Three Wishes (1995)

Rating:


USA. 1995.

Crew

Director – Martha Coolidge, Screenplay – Elizabeth Anderson, Story – Clifford Green & Ellen Green, Producers – Clifford Green, Ellen Green & Gary Lucchesi, Photography – Johnny E. Jensen, Music – Cynthia Millar, Visual Effects – Tippett Studio (Supervisor – Phil Tippett), Additional Digital/CGI Effects – R. Greenberg Associates West (Supervisor – Jon Farhart), Special Effects Supervisor – David P. Kelsey, Production Design – John Vallone. Production Company – Rysher Entertainment

Cast

Patrick Swayze (Jack McCloud), Mary Elizabeth Mastrantonio (Jeanne Holman), Joseph Mazzello (Tom Holman), Seth Mumy (Gunny Holman), David Marshall Grant (Phil), Jay O. Sanders (Coach Schramka), John Diehl (Leland), David Zakorsky (Little Leland), Michael O’Keefe (Adult Tom)


Plot

Tom Holman remembers back to growing up in the 1950s where he and his brother Gunny where raised by his mother after their father failed to return from the Korean War. Their mother accidentally ran down drifter Jack McCloud and then offered him to come and stay while his broken leg mended. There Jack’s unconventional behaviour caused outrage. He and Tom’s mother became lovers, while Jack’s Buddhist disciplines also succeeded in turning the school baseball team into winners. Tom and his younger brother then learned that Jack’s dog was a genie and Jack its travelling companion, both having come to grant each of them their wish.


This children’s film is an interesting peculiarity. For the greater part of its running time, Three Wishes almost seems mislabelled as genre material – it is more of a lost childhood nostalgia drama and Coming of Age Story along the lines of Stand By Me (1986) or tv’s The Wonder Years (1988-93), than it is a children’s fantasy. The images of life growing up in the 1950s are nicely conducted and the relationship between Patrick Swayze and Mary Elizabeth Mastrantonio holds a good deal more adult writing and emotions than one should expect of a children’s film. There is a quiet underlying message about individuality and standing up to believe in oneself against the tide of conformity.

The fantasy elements never appear up until the end. There we get some brief dreadfully twee scenes with the younger kid’s room turning into a jungle and the appearance of a benign monster. The end revelation of the dog being a genii with Patrick Swayze as his immortal companion jars with the otherwise realistic tone the film establishes. It is like the bittersweet nostalgia of say Stand By Me being interrupted by the appearance of a cartoon witch or dragon at the end.

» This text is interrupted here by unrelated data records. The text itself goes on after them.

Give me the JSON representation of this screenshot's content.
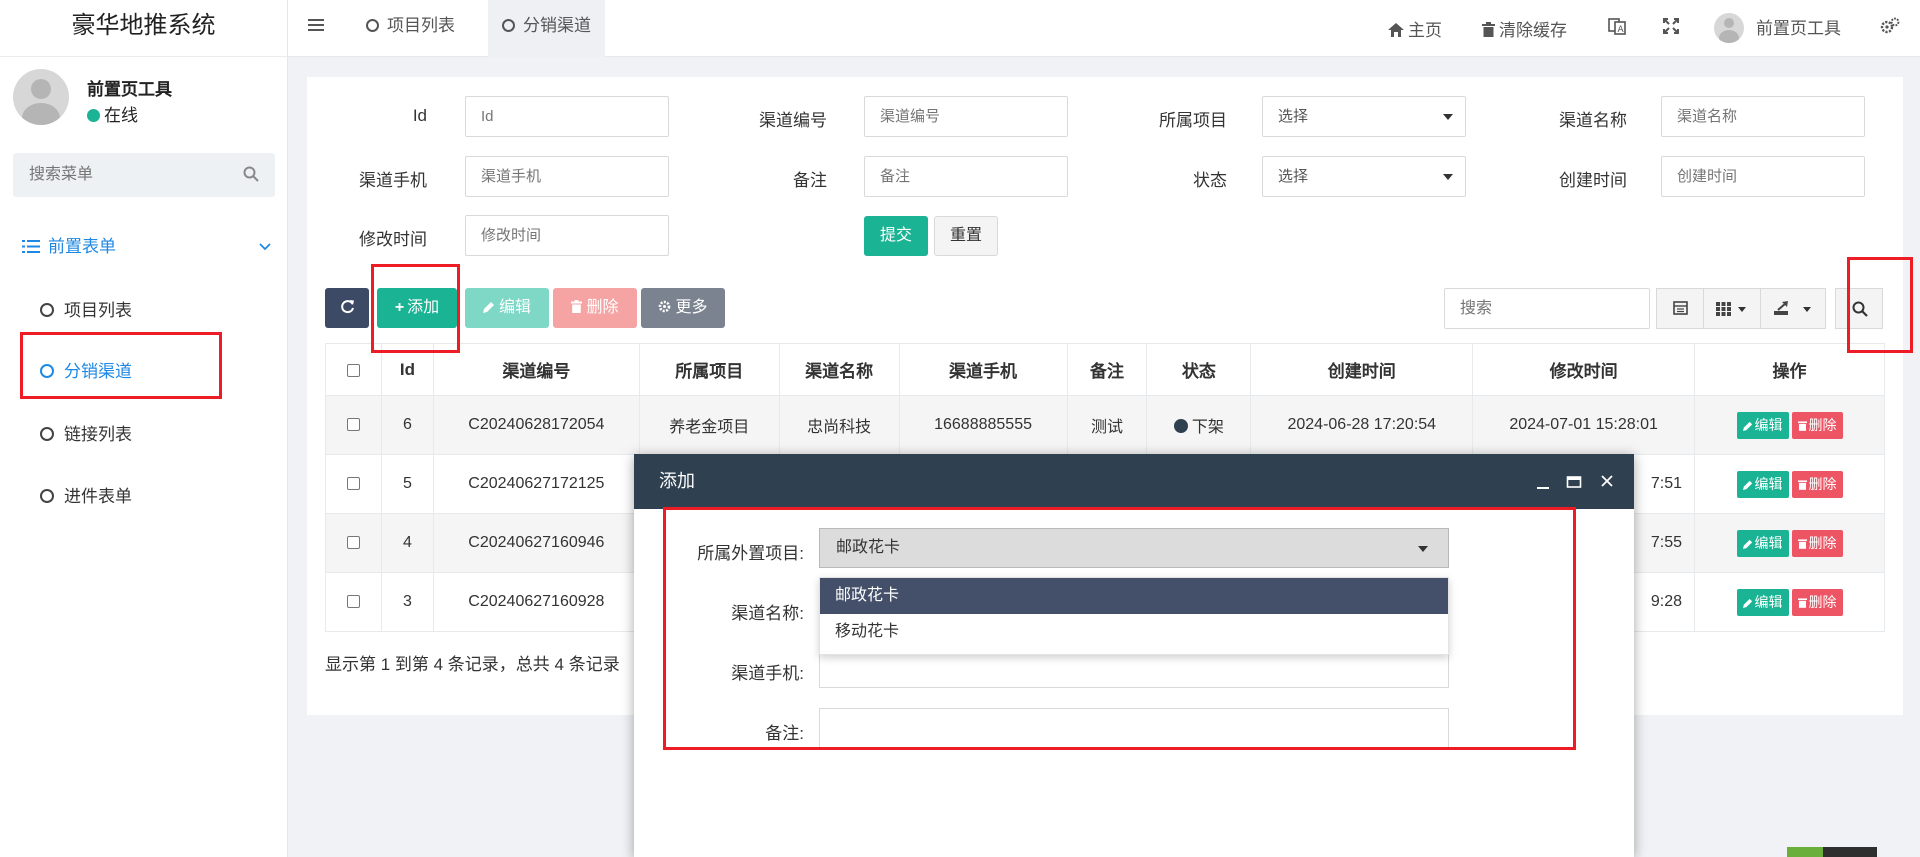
{
  "app": {
    "title": "豪华地推系统"
  },
  "user": {
    "name": "前置页工具",
    "status": "在线"
  },
  "sidebar": {
    "search_placeholder": "搜索菜单",
    "group_label": "前置表单",
    "items": [
      {
        "label": "项目列表"
      },
      {
        "label": "分销渠道"
      },
      {
        "label": "链接列表"
      },
      {
        "label": "进件表单"
      }
    ]
  },
  "topnav": {
    "tabs": [
      {
        "label": "项目列表"
      },
      {
        "label": "分销渠道"
      }
    ],
    "home": "主页",
    "clear_cache": "清除缓存",
    "user_name": "前置页工具"
  },
  "filters": {
    "id_label": "Id",
    "id_placeholder": "Id",
    "code_label": "渠道编号",
    "code_placeholder": "渠道编号",
    "project_label": "所属项目",
    "project_value": "选择",
    "name_label": "渠道名称",
    "name_placeholder": "渠道名称",
    "phone_label": "渠道手机",
    "phone_placeholder": "渠道手机",
    "remark_label": "备注",
    "remark_placeholder": "备注",
    "status_label": "状态",
    "status_value": "选择",
    "created_label": "创建时间",
    "created_placeholder": "创建时间",
    "updated_label": "修改时间",
    "updated_placeholder": "修改时间",
    "submit": "提交",
    "reset": "重置"
  },
  "toolbar": {
    "add": "添加",
    "edit": "编辑",
    "delete": "删除",
    "more": "更多",
    "search_placeholder": "搜索"
  },
  "table": {
    "columns": [
      "Id",
      "渠道编号",
      "所属项目",
      "渠道名称",
      "渠道手机",
      "备注",
      "状态",
      "创建时间",
      "修改时间",
      "操作"
    ],
    "rows": [
      {
        "id": "6",
        "code": "C20240628172054",
        "project": "养老金项目",
        "name": "忠尚科技",
        "phone": "16688885555",
        "remark": "测试",
        "status": "下架",
        "created": "2024-06-28 17:20:54",
        "updated": "2024-07-01 15:28:01"
      },
      {
        "id": "5",
        "code": "C20240627172125",
        "updated": "7:51"
      },
      {
        "id": "4",
        "code": "C20240627160946",
        "updated": "7:55"
      },
      {
        "id": "3",
        "code": "C20240627160928",
        "updated": "9:28"
      }
    ],
    "row_edit": "编辑",
    "row_delete": "删除"
  },
  "pager": {
    "text": "显示第 1 到第 4 条记录，总共 4 条记录"
  },
  "modal": {
    "title": "添加",
    "project_label": "所属外置项目:",
    "project_value": "邮政花卡",
    "name_label": "渠道名称:",
    "phone_label": "渠道手机:",
    "remark_label": "备注:",
    "options": [
      {
        "label": "邮政花卡"
      },
      {
        "label": "移动花卡"
      }
    ]
  },
  "colors": {
    "accent": "#1ab394",
    "brand_dark": "#2f4050",
    "danger": "#ed5565",
    "link": "#1e88e5",
    "annotation": "#ee1c24"
  }
}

In fact, when one thinks about it, Three Wishes is a film that would have worked far better without any fantasy elements at all.

Jack McCloud (Patrick Swayze) and dog Betty Jane in Three Wishes (1995)
Jack McCloud (Patrick Swayze) and dog Betty Jane

Despite these faults, it is a decent little film. Everyone plays well, even the normally monosyllabic Patrick Swayze who during the 1990s seemed to be trying to reinvent a flagging career as a mid-1980s hunk by appearing in children’s films.

Director Martha Coolidge is better known for films such as Valley Girl (1982), the acclaimed Rambling Rose (1991), Lost in Yonkers (1993), Angie (1994), Out to Sea (1997) and The Prince and Me (2004). Her one other genre outing was the hi-tech frat rat comedy Real Genius (1985).